Igualmente preocupante são os compradores de leite das “queijarias de fundo de pátio”, geralmente produtoras de queijo “colonial”, algumas sem escrúpulos nem limites e, nesses casos, quase sempre sob “fiscalização municipal”. Para destinos com este perfil parecem se dirigir os piores leites de nosso país (no meio é conhecido por líquido branco, que nem sempre branco é).

Das “espertezas” e dos “esquemas”

Como não nos vemos em cadeia, elos interligados como numa corrente que puxa um veículo atolado, agimos predominantemente seguindo o instinto de sobrevivência dos “bandos”: cada um tende a olhar unicamente para o “seu negócio” e tenta tirar o máximo que pode de onde for possível. Agindo assim, agimos como o bando dos produtores e da inspeção sanitária (aos olhos da indústria); o bando das indústrias (aos olhos do produtor, do transportador e da inspeção); o bando dos técnicos, demais prestadores de serviços e fornecedores de insumos (aos olhos do produtor); o bando dos atacadistas (aos olhos da indústria) e, naturalmente, o bando dos transportadores. Mas aos olhos de quem? Infelizmente, apenas aos olhos do produtor e da indústria.

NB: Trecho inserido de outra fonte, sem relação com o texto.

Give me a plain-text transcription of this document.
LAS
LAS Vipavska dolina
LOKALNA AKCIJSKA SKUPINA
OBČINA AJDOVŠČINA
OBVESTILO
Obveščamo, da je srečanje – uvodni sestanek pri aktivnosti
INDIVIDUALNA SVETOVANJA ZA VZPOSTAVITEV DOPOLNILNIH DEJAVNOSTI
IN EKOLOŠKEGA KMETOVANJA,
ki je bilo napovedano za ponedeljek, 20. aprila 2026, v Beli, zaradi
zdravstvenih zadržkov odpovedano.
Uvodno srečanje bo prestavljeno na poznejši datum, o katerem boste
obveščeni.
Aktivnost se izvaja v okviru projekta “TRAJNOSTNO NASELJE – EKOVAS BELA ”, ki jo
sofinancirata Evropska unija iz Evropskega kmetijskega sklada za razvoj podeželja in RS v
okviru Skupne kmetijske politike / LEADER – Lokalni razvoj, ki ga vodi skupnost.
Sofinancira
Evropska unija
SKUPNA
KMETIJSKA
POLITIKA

Deveria a inspeção também ter maior ciência das práticas perpetradas pelos maus transportadores e estar preparada e instrumentalizada para lidar com os que estão em erro, ao invés de não agir, ou agir muito esporadicamente, apenas mediante denúncias, como ocorre hoje. Mas onde está escrito que as autoridades sanitárias tem que ir atrás de transportadores no campo, na estrada ou nos postos de combustível?

Enquanto focarmos no nosso próprio quadrado, esquecendo as interligações e interdependências dos elos, marcaremos passo. Seguiremos acusando as importações, o governo, o fiscal, a indústria, o preço, o técnico, o produtor, cada um puxando para um lado diferente: o seu.

Por “espertezas” me refiro ao velho e lesivo “roubar na balança”, tão conhecido e combatido no varejo de alimentos. Maus transportadores, por exemplo, se aproveitam de certos produtores anotando leite a menor do que coletam, podendo “jogar” com a diferença não contabilizada.

Por “esquemas” me refiro a ações combinadas entre transportador e produtor ou entre transportador e indivíduos dentro de certas indústrias. Assim, o leite “desviado” acima (roubado mesmo) pode ir, por exemplo, para um “produtor peixe” da mesma rota que “rachará” os ganhos extras pagos na próxima nota.

Há vários esquemas. Dos mais comuns, é o transportador aceitar ou até orientar o produtor que teve a capacidade de seu resfriador excedida, a colocar o excedente de leite num tonel (ou tonéis) ao lado do resfriador. “Não se preocupe que eu tiro amostras só do resfriador, assim o senhor tem mais tempo até poder comprar um maior” (ver foto abaixo). Esta é extremamente comum (leite quente até o caminhão aparecer). Às vezes vem acompanhada de contrapartida direta pelo “favor”, mas mais comumente é para não perder produtores para a concorrência quando ele sabe que ela fará essa concessão se ele não a oferecer antes.



Outro esquema que os maus transportadores lançam mão para não perder produtores ocorre onde a indústria bonifica por sólidos (gordura e proteína). É “o leitinho da Jersey”: ao invés de amostrar o resfriador, o mau transportador orienta o produtor a, ele mesmo, amostrar uma única vaca de altos sólidos ou traz consigo leite de outra propriedade com as características desejadas.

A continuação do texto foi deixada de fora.